Cloud Computing: Risk and Value are Two Sides of the Same Coin


For every report that comes out with research pointing to cloud computing as the new IT panacea for enterprises, is a report with an opposing point of view.
The "he said, she said" nature of some of these reports is reminiscent of the early days of "SNL" and the "Point-Counterpoint" parody made famous by Danny Akyroyd and Jane Curtin. "Jane, you ignorant, misguided ...." .."Dan, you pompous ...."

Ok, perhaps the landscape isn't that contentious -- at least, not yet.

The latest report highlighting the unease many senior IT execs have with cloud computing comes out of ISACA, a U.S.-based organization for information governance, control, security and audit pros. It boasts 86,000 members in 160 countries, so its influence is far and wide. The ISACA tackles the cloud computing question in its first annual ISACA IT Risk/Reward Barometer survey and examines the results in a white paper it collaborated on with the Cloud Security Alliance. Of the 1,809 U.S.-based IT survey pros who took part in the survey, many work for Fortune 500 companies across engineering, financial services, education and health care. And most, apparently, are far from ready to take the cloud computing plunge.

Two key findings:
  • only 10% of respondents' organizations plan to use cloud computing solutions for mission-critical IT services, and

  • one in four respondents said their organizations have no plans to use cloud computing for any IT services at all.

So even during this extended period of lean IT budgets, a period when CIOs are stretching their IT imaginations and IT staffs, a solution that is battled-tested in many areas is still in the proving phase for many organizations.

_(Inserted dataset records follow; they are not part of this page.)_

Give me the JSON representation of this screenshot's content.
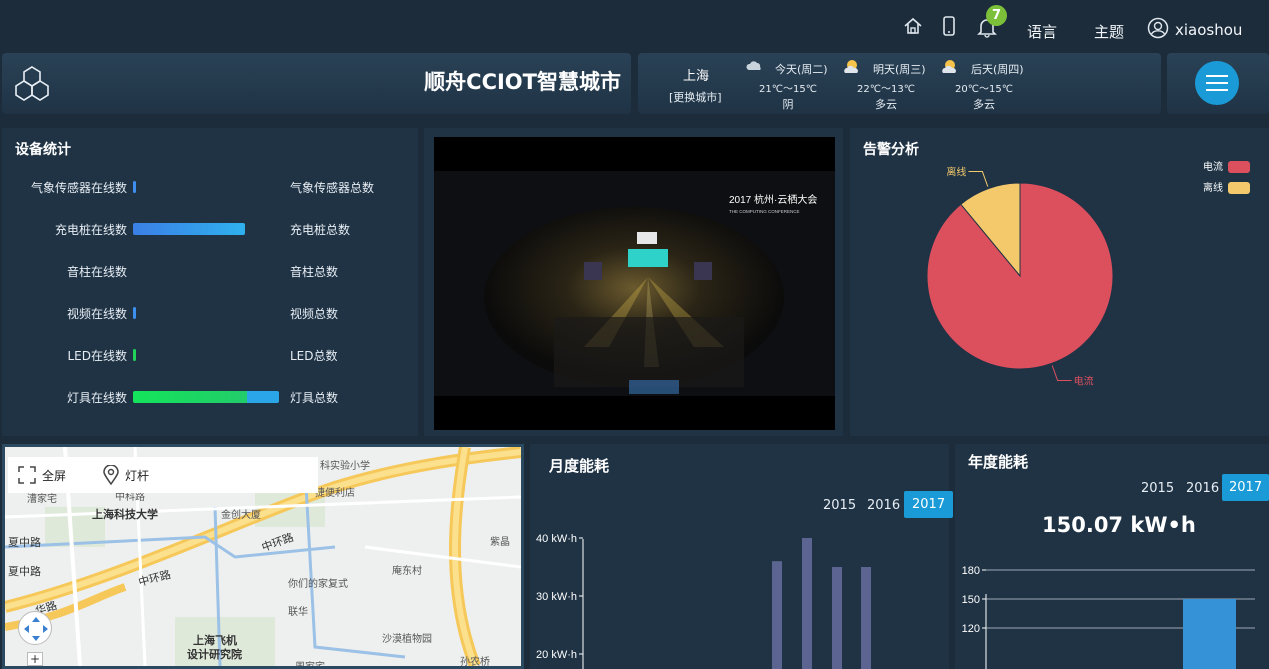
{
  "topbar": {
    "notification_count": "7",
    "language_label": "语言",
    "theme_label": "主题",
    "username": "xiaoshou"
  },
  "header": {
    "title": "顺舟CCIOT智慧城市",
    "weather": {
      "city": "上海",
      "change_city": "[更换城市]",
      "days": [
        {
          "label": "今天(周二)",
          "temp": "21℃～15℃",
          "cond": "阴",
          "icon": "cloud-icon"
        },
        {
          "label": "明天(周三)",
          "temp": "22℃～13℃",
          "cond": "多云",
          "icon": "sun-cloud-icon"
        },
        {
          "label": "后天(周四)",
          "temp": "20℃～15℃",
          "cond": "多云",
          "icon": "sun-cloud-icon"
        }
      ]
    }
  },
  "device_stats": {
    "title": "设备统计",
    "rows": [
      {
        "online_label": "气象传感器在线数",
        "total_label": "气象传感器总数",
        "online_ratio": 0.02,
        "total_ratio": 0
      },
      {
        "online_label": "充电桩在线数",
        "total_label": "充电桩总数",
        "online_ratio": 0.77,
        "total_ratio": 0
      },
      {
        "online_label": "音柱在线数",
        "total_label": "音柱总数",
        "online_ratio": 0,
        "total_ratio": 0
      },
      {
        "online_label": "视频在线数",
        "total_label": "视频总数",
        "online_ratio": 0.02,
        "total_ratio": 0
      },
      {
        "online_label": "LED在线数",
        "total_label": "LED总数",
        "online_ratio": 0.02,
        "total_ratio": 0
      },
      {
        "online_label": "灯具在线数",
        "total_label": "灯具总数",
        "online_ratio": 1.0,
        "total_ratio": 0
      }
    ]
  },
  "video": {
    "overlay_title": "2017 杭州·云栖大会",
    "overlay_subtitle": "THE COMPUTING CONFERENCE"
  },
  "alarm": {
    "title": "告警分析",
    "legend": [
      {
        "name": "电流",
        "color": "#dc4f5d"
      },
      {
        "name": "离线",
        "color": "#f4c96b"
      }
    ]
  },
  "map": {
    "fullscreen_label": "全屏",
    "pole_label": "灯杆",
    "labels": [
      "科实验小学",
      "捷便利店",
      "漕家宅",
      "中科路",
      "上海科技大学",
      "金创大厦",
      "夏中路",
      "中环路",
      "夏中路",
      "中环路",
      "华路",
      "你们的家复式",
      "庵东村",
      "联华",
      "上海飞机",
      "设计研究院",
      "沙漠植物园",
      "紫晶",
      "周家宅",
      "孙农桥"
    ]
  },
  "monthly": {
    "title": "月度能耗",
    "years": [
      "2015",
      "2016",
      "2017"
    ],
    "active_year": "2017"
  },
  "yearly": {
    "title": "年度能耗",
    "years": [
      "2015",
      "2016",
      "2017"
    ],
    "active_year": "2017",
    "total": "150.07 kW•h"
  },
  "chart_data": [
    {
      "type": "pie",
      "title": "告警分析",
      "categories": [
        "电流",
        "离线"
      ],
      "values": [
        89,
        11
      ],
      "colors": [
        "#dc4f5d",
        "#f4c96b"
      ],
      "legend": "top-right"
    },
    {
      "type": "bar",
      "title": "月度能耗",
      "yticks": [
        "20 kW·h",
        "30 kW·h",
        "40 kW·h"
      ],
      "ylim": [
        0,
        40
      ],
      "values": [
        36,
        40,
        35,
        35
      ],
      "color": "#5c6591"
    },
    {
      "type": "bar",
      "title": "年度能耗",
      "yticks": [
        "120",
        "150",
        "180"
      ],
      "ylim": [
        0,
        180
      ],
      "values": [
        150
      ],
      "color": "#3592d6"
    }
  ]
}
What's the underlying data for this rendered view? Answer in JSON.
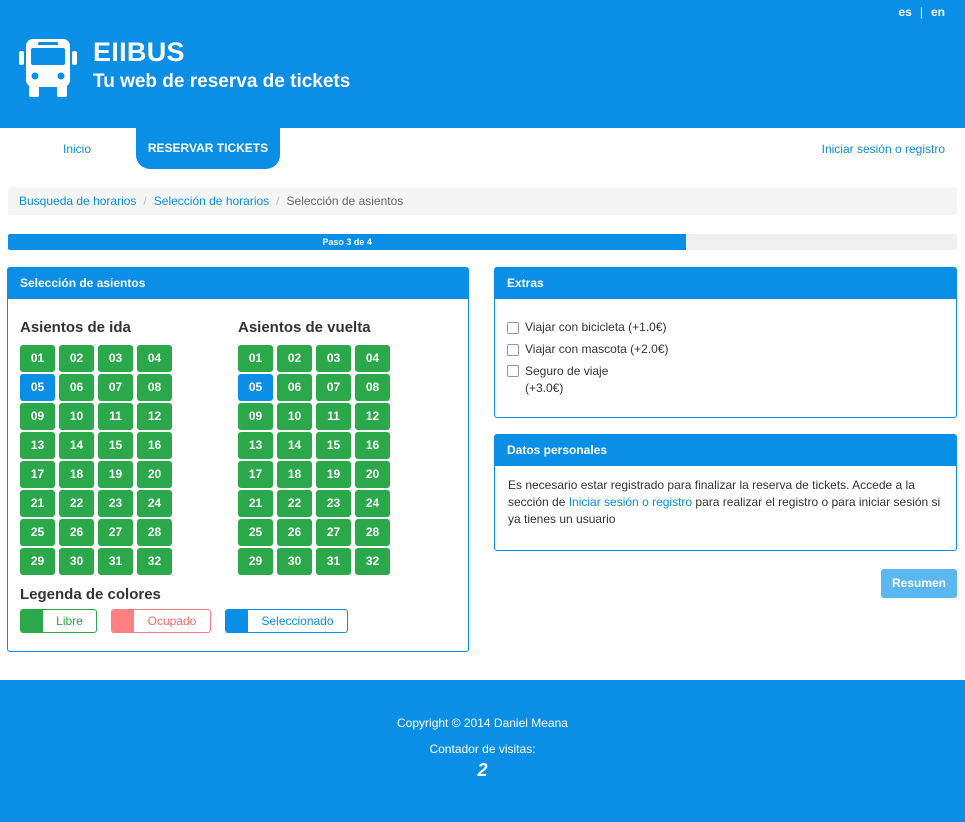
{
  "header": {
    "brand": "EIIBUS",
    "tagline": "Tu web de reserva de tickets",
    "logo_icon": "bus-icon",
    "languages": [
      "es",
      "en"
    ],
    "lang_separator": "|"
  },
  "nav": {
    "inicio": "Inicio",
    "reservar": "RESERVAR TICKETS",
    "login": "Iniciar sesión o registro"
  },
  "breadcrumb": {
    "items": [
      "Busqueda de horarios",
      "Selección de horarios",
      "Selección de asientos"
    ],
    "separator": "/"
  },
  "progress": {
    "label": "Paso 3 de 4",
    "fraction": 0.75
  },
  "seats_panel": {
    "heading": "Selección de asientos",
    "ida_title": "Asientos de ida",
    "vuelta_title": "Asientos de vuelta",
    "seats": [
      "01",
      "02",
      "03",
      "04",
      "05",
      "06",
      "07",
      "08",
      "09",
      "10",
      "11",
      "12",
      "13",
      "14",
      "15",
      "16",
      "17",
      "18",
      "19",
      "20",
      "21",
      "22",
      "23",
      "24",
      "25",
      "26",
      "27",
      "28",
      "29",
      "30",
      "31",
      "32"
    ],
    "ida_selected": "05",
    "vuelta_selected": "05",
    "legend_title": "Legenda de colores",
    "legend": {
      "libre": "Libre",
      "ocupado": "Ocupado",
      "seleccionado": "Seleccionado"
    }
  },
  "extras_panel": {
    "heading": "Extras",
    "items": [
      {
        "line1": "Viajar con bicicleta (+1.0€)",
        "line2": ""
      },
      {
        "line1": "Viajar con mascota (+2.0€)",
        "line2": ""
      },
      {
        "line1": "Seguro de viaje",
        "line2": "(+3.0€)"
      }
    ]
  },
  "personal_panel": {
    "heading": "Datos personales",
    "text_before": "Es necesario estar registrado para finalizar la reserva de tickets. Accede a la sección de ",
    "link": "Iniciar sesión o registro",
    "text_after": " para realizar el registro o para iniciar sesión si ya tienes un usuario"
  },
  "resumen_button": "Resumen",
  "footer": {
    "copyright": "Copyright © 2014 Daniel Meana",
    "visits_label": "Contador de visitas:",
    "visits_count": "2"
  },
  "colors": {
    "primary": "#0a8ee6",
    "free": "#2ba84a",
    "occupied": "#ff8082",
    "selected": "#0a8ee6"
  }
}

In the view of so many IT pros, cloud computing "just ain't there yet." On the other hand, market research firm IDC is saying that spending on cloud computing services will represent more than $44B in IT spending within three years and will outpace spending on traditional IT solutions through 2015.

"The bottom line is people are scared. Companies have failed spectacularly at this model," said Brian Barnier, a member of the ISACA risk IT development team.

Although nearly half of the IT pros participating in the survey are not sold on cloud computing for mission critical data, Robert Stroud, who doubles as international VP at ISACA and head of the service management business unit at CA, Inc., says IT pros need to remember that "risk and value are two sides of the same coin.

"If cloud computing is treated as a major governance initiative involving a broad set of stakeholders, it has the potential to yield benefits that can equal or outweigh the risks," added Stroud.

In a related side note, many of the IT pros said employees put their company at risk levels that exceed the risk of using cloud computing services. Fifty percent of the respondents said their organization's employees do not protect confidential data appropriately, for example.

I think the cloud could do better than that.